Tourism authorities in Beijing said they were considering creating a blacklist of "uncivilised visitors" in order to curb bad behaviour, as the Chinese capital was inundated with tourists for the Tomb Sweeping Festival, the media reported on Monday.
According to reports, officials at the Beijing Municipal Administration Centre of Parks said that the upsurge in domestic tourists visiting the city for the three-day holiday, also known as Qingming Festival, had coincided with "uncivilised tourist behaviour", including climbing peach trees, picking flowers, damaging plants, fishing in park lakes and selling things illegally within the city's parks, CNN reported.

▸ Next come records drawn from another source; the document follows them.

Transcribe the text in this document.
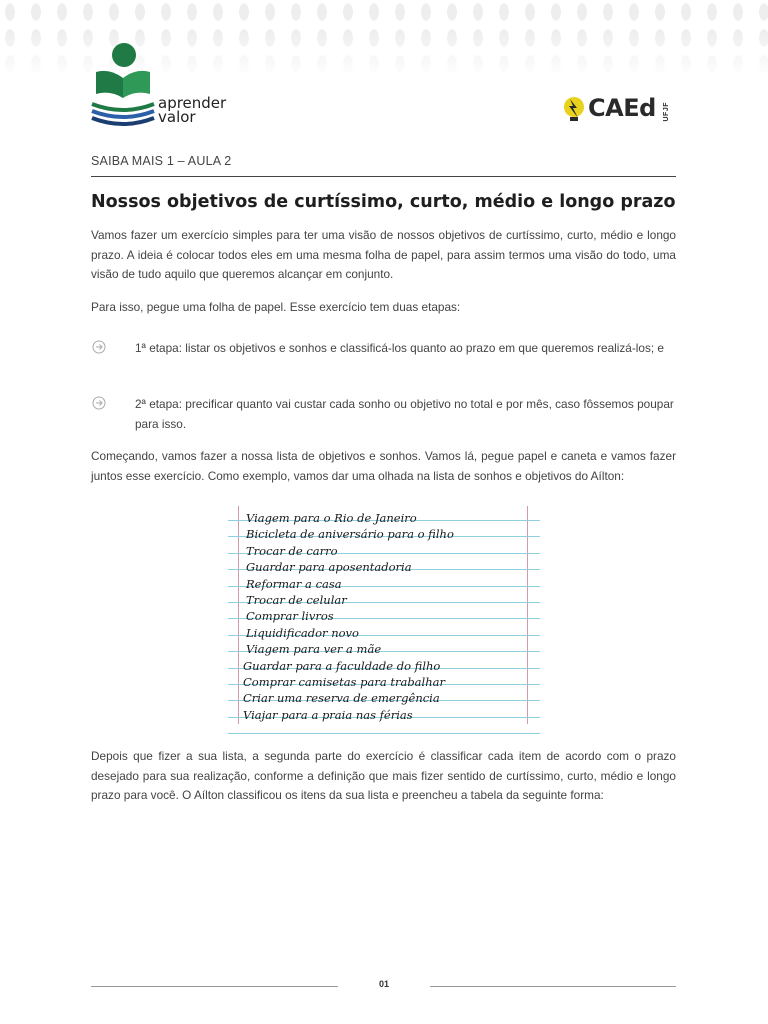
aprender
valor	CAEd UFJF
SAIBA MAIS 1 – AULA 2
Nossos objetivos de curtíssimo, curto, médio e longo prazo

Vamos fazer um exercício simples para ter uma visão de nossos objetivos de curtíssimo, curto, médio e longo prazo. A ideia é colocar todos eles em uma mesma folha de papel, para assim termos uma visão do todo, uma visão de tudo aquilo que queremos alcançar em conjunto.

Para isso, pegue uma folha de papel. Esse exercício tem duas etapas:

1ª etapa: listar os objetivos e sonhos e classificá-los quanto ao prazo em que queremos realizá-los; e

2ª etapa: precificar quanto vai custar cada sonho ou objetivo no total e por mês, caso fôssemos poupar para isso.

Começando, vamos fazer a nossa lista de objetivos e sonhos. Vamos lá, pegue papel e caneta e vamos fazer juntos esse exercício. Como exemplo, vamos dar uma olhada na lista de sonhos e objetivos do Aílton:

Viagem para o Rio de Janeiro
Bicicleta de aniversário para o filho
Trocar de carro
Guardar para aposentadoria
Reformar a casa
Trocar de celular
Comprar livros
Liquidificador novo
Viagem para ver a mãe
Guardar para a faculdade do filho
Comprar camisetas para trabalhar
Criar uma reserva de emergência
Viajar para a praia nas férias

Depois que fizer a sua lista, a segunda parte do exercício é classificar cada item de acordo com o prazo desejado para sua realização, conforme a definição que mais fizer sentido de curtíssimo, curto, médio e longo prazo para você. O Aílton classificou os itens da sua lista e preencheu a tabela da seguinte forma:

01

During the festival, Chinese families visit the tombs of their ancestors to clean the gravesites, pray and make ritual offerings.

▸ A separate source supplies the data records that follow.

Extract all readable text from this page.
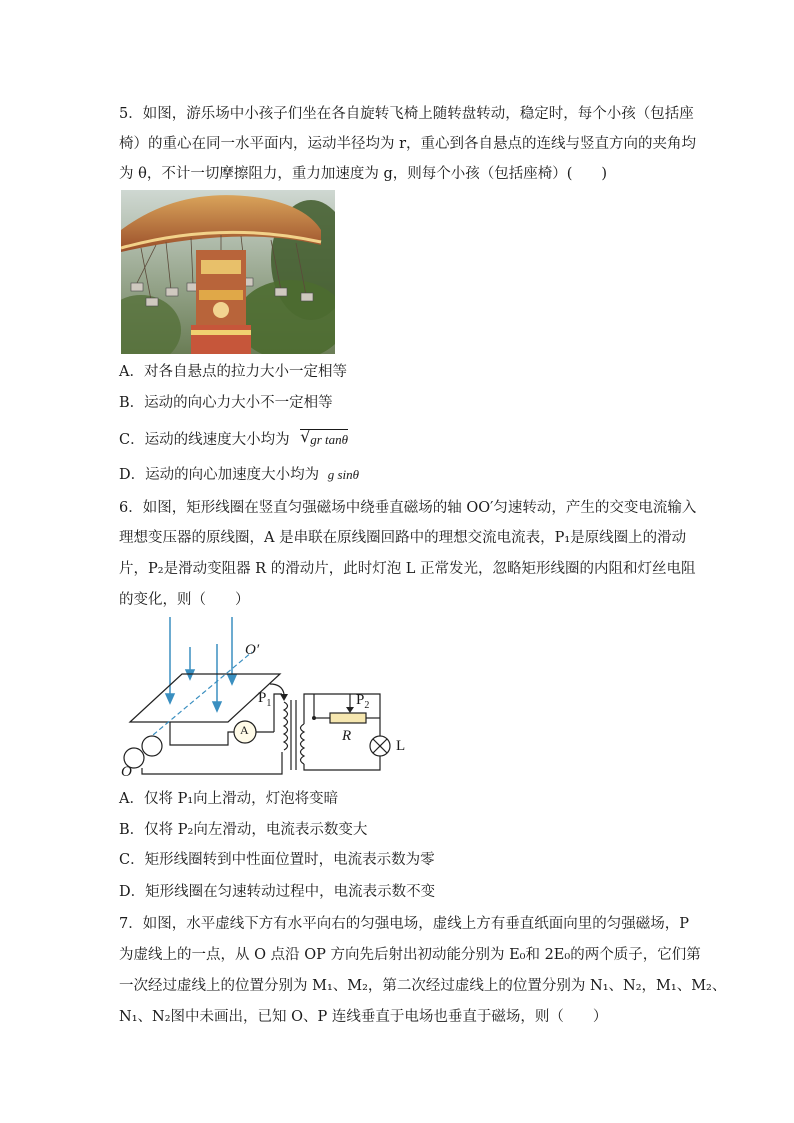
5．如图，游乐场中小孩子们坐在各自旋转飞椅上随转盘转动，稳定时，每个小孩（包括座
椅）的重心在同一水平面内，运动半径均为 r，重心到各自悬点的连线与竖直方向的夹角均
为 θ，不计一切摩擦阻力，重力加速度为 g，则每个小孩（包括座椅）(　　)
A．对各自悬点的拉力大小一定相等
B．运动的向心力大小不一定相等
C．运动的线速度大小均为 √ gr tanθ
D．运动的向心加速度大小均为 g sinθ
6．如图，矩形线圈在竖直匀强磁场中绕垂直磁场的轴 OO′匀速转动，产生的交变电流输入
理想变压器的原线圈，A 是串联在原线圈回路中的理想交流电流表，P₁是原线圈上的滑动
片，P₂是滑动变阻器 R 的滑动片，此时灯泡 L 正常发光，忽略矩形线圈的内阻和灯丝电阻
的变化，则（　　）
O′
O
A
$P_1$	$P_2$
R
L
A．仅将 P₁向上滑动，灯泡将变暗
B．仅将 P₂向左滑动，电流表示数变大
C．矩形线圈转到中性面位置时，电流表示数为零
D．矩形线圈在匀速转动过程中，电流表示数不变
7．如图，水平虚线下方有水平向右的匀强电场，虚线上方有垂直纸面向里的匀强磁场，P
为虚线上的一点，从 O 点沿 OP 方向先后射出初动能分别为 E₀和 2E₀的两个质子，它们第
一次经过虚线上的位置分别为 M₁、M₂，第二次经过虚线上的位置分别为 N₁、N₂，M₁、M₂、
N₁、N₂图中未画出，已知 O、P 连线垂直于电场也垂直于磁场，则（　　）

A blacklist would block "loutish travellers" from visiting the city's parks, using facial recognition software and other surveillance technology to monitor guests and keep out those with a record of bad behaviour.
Chinese tourists made more than 112 million domestic trips during this year's Tomb Sweeping Festival, a 10.9 per cent increase on last year, according to the Ministry of Culture and Tourism.
Beijing alone saw more than 700,000 people visiting some dozen parks around the city.
In a similar move in 2017, Beijing's Temple of Heaven Park installed face scanners in its toilets to prevent what officials said was an epidemic of toilet paper theft, CNN reported.
Those needing paper had to make eye contact with a machine before it gave out a single portion -- anyone needing more than the provided amount would need to wait nine minutes.
In 2016, the China National Tourism Administration placed 20 people with a history of bad behaviour on a blacklist, restricting their ability to travel.
Last year, the travel blacklist was expanded to include more than 670 people.
While some of the offences which landed people on the list included travel misbehaviour such as disrupting flights or smoking on trains, it also had those who have failed to pay court judgments or taking part in illegal securities trading.